Une visite d'État très attendue
Donald Trump a débarqué mercredi en Chine pour une visite d'État de deux jours, accompagné d'une imposante délégation américaine. Le président américain est reçu par son homologue chinois Xi Jinping dans un contexte de tensions mondiales multiples, allant du commerce international à la guerre en Iran, en passant par la question de Taïwan.
À sa descente d'avion à l'aéroport international Pékin Capitale, Donald Trump a été accueilli par une fanfare militaire et des rangées de jeunes vêtus de blanc agitant des drapeaux chinois et américains, scandant « bienvenue, chaleureuse bienvenue ! ». Le vice-président chinois Han Zheng l'a salué personnellement. Il s'agit de la première visite d'un président américain en Chine depuis celle de Donald Trump lui-même en novembre 2017.
Une délégation de poids
La délégation américaine comprend le fils du président, Eric Trump, accompagné de son épouse Lara, le secrétaire d'État Marco Rubio, le ministre de la Défense Pete Hegseth, ainsi que plusieurs grands patrons : Elon Musk (Tesla, SpaceX), Tim Cook (Apple), Kelly Ortberg (Boeing) et Jensen Huang (Nvidia). Donald Trump a écrit sur Truth Social qu'il presserait Xi Jinping, un « dirigeant hors pair », d'ouvrir la Chine afin que « ces personnes brillantes puissent opérer leur magie ».
Des enjeux commerciaux et géopolitiques
Au sommet de la liste des souhaits américains figurent des accords dans l'agriculture et une possible commande massive d'avions Boeing.

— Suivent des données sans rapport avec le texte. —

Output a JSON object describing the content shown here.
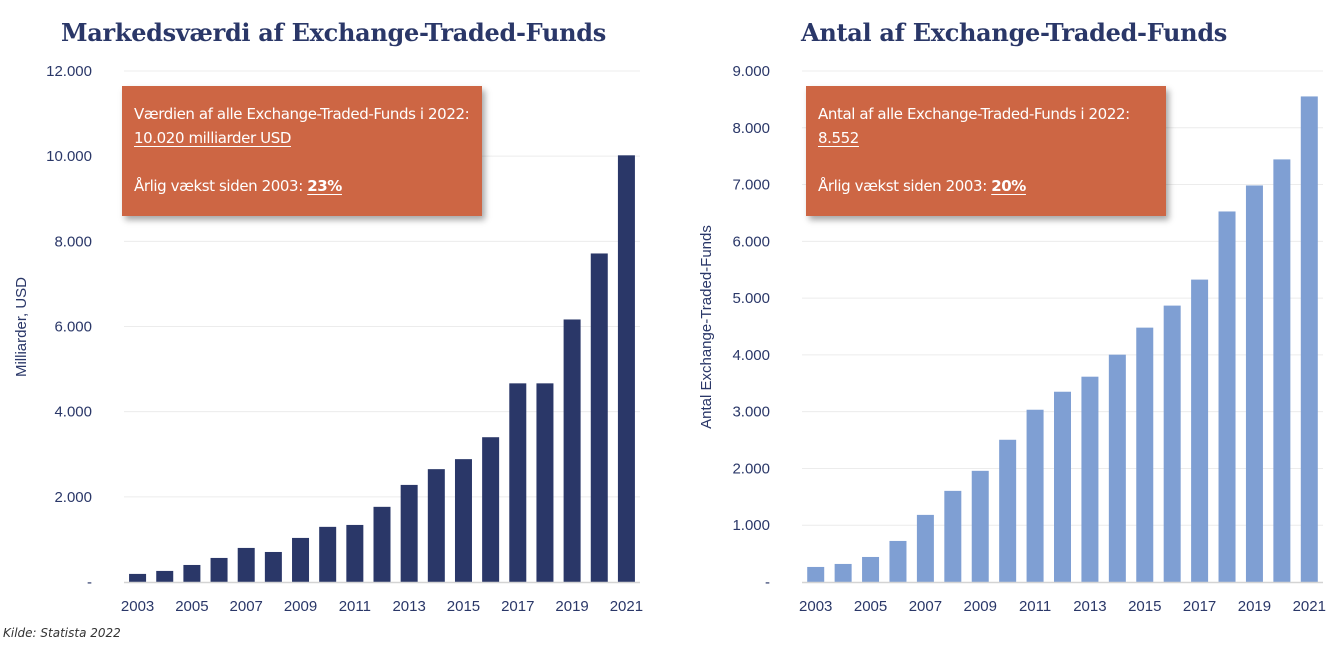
{
  "source": "Kilde: Statista 2022",
  "chart_data": [
    {
      "type": "bar",
      "title": "Markedsværdi af Exchange-Traded-Funds",
      "xlabel": "",
      "ylabel": "Milliarder, USD",
      "ylim": [
        0,
        12000
      ],
      "yticks": [
        0,
        2000,
        4000,
        6000,
        8000,
        10000,
        12000
      ],
      "ytick_labels": [
        "-",
        "2.000",
        "4.000",
        "6.000",
        "8.000",
        "10.000",
        "12.000"
      ],
      "categories": [
        "2003",
        "2004",
        "2005",
        "2006",
        "2007",
        "2008",
        "2009",
        "2010",
        "2011",
        "2012",
        "2013",
        "2014",
        "2015",
        "2016",
        "2017",
        "2018",
        "2019",
        "2020",
        "2021"
      ],
      "xtick_labels": [
        "2003",
        "2005",
        "2007",
        "2009",
        "2011",
        "2013",
        "2015",
        "2017",
        "2019",
        "2021"
      ],
      "values": [
        190,
        260,
        400,
        565,
        800,
        705,
        1035,
        1295,
        1340,
        1765,
        2280,
        2650,
        2885,
        3400,
        4665,
        4665,
        6165,
        7715,
        10020
      ],
      "grid": true,
      "bar_color": "#2a3768",
      "callout": {
        "line1": "Værdien af alle Exchange-Traded-Funds i 2022:",
        "value": "10.020 milliarder USD",
        "growth_label": "Årlig vækst siden 2003:",
        "growth_value": "23%",
        "color": "#cd6644"
      }
    },
    {
      "type": "bar",
      "title": "Antal af Exchange-Traded-Funds",
      "xlabel": "",
      "ylabel": "Antal Exchange-Traded-Funds",
      "ylim": [
        0,
        9000
      ],
      "yticks": [
        0,
        1000,
        2000,
        3000,
        4000,
        5000,
        6000,
        7000,
        8000,
        9000
      ],
      "ytick_labels": [
        "-",
        "1.000",
        "2.000",
        "3.000",
        "4.000",
        "5.000",
        "6.000",
        "7.000",
        "8.000",
        "9.000"
      ],
      "categories": [
        "2003",
        "2004",
        "2005",
        "2006",
        "2007",
        "2008",
        "2009",
        "2010",
        "2011",
        "2012",
        "2013",
        "2014",
        "2015",
        "2016",
        "2017",
        "2018",
        "2019",
        "2020",
        "2021"
      ],
      "xtick_labels": [
        "2003",
        "2005",
        "2007",
        "2009",
        "2011",
        "2013",
        "2015",
        "2017",
        "2019",
        "2021"
      ],
      "values": [
        265,
        318,
        441,
        723,
        1182,
        1605,
        1958,
        2505,
        3034,
        3351,
        3616,
        4004,
        4480,
        4868,
        5326,
        6526,
        6984,
        7443,
        8552
      ],
      "grid": true,
      "bar_color": "#7f9fd3",
      "callout": {
        "line1": "Antal af alle Exchange-Traded-Funds i 2022:",
        "value": "8.552",
        "growth_label": "Årlig vækst siden 2003:",
        "growth_value": "20%",
        "color": "#cd6644"
      }
    }
  ]
}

La Chine, par la voix du porte-parole du ministère des Affaires étrangères Guo Jiakun, se dit prête à « élargir la coopération et gérer les différends ». Les deux présidents devraient chercher à prolonger la trêve douanière conclue en octobre.
Mais les points de friction sont nombreux : restrictions sur les terres rares et les semi-conducteurs, intelligence artificielle, propriété intellectuelle, et Taïwan. La guerre en Iran, qui a débuté fin février, ajoute une dimension supplémentaire. Donald Trump entend faire pression sur la Chine, principal importateur de pétrole iranien, pour qu'elle use de son influence en vue d'une sortie de crise dans le Golfe. La quasi-fermeture du détroit d'Ormuz impacte directement la Chine.
Une compétition acharnée
Les États-Unis et la Chine sont engagés depuis des années dans une compétition stratégique, technologique et économique. Melanie Hart, spécialiste de la Chine à l'Atlantic Council, prédit un « match de rugby au cours duquel chaque partie voudra prendre l'avantage ». Le sommet survient alors que Donald Trump fait face à des sondages catastrophiques et à une inflation alimentée par la guerre en Iran, tandis que l'économie chinoise connaît un ralentissement de sa croissance, une faible consommation intérieure et une crise de la dette immobilière. Les experts estiment que Xi Jinping aborde le sommet en position de force relative, mais n'a pas intérêt à ce que la situation dans le Golfe s'éternise.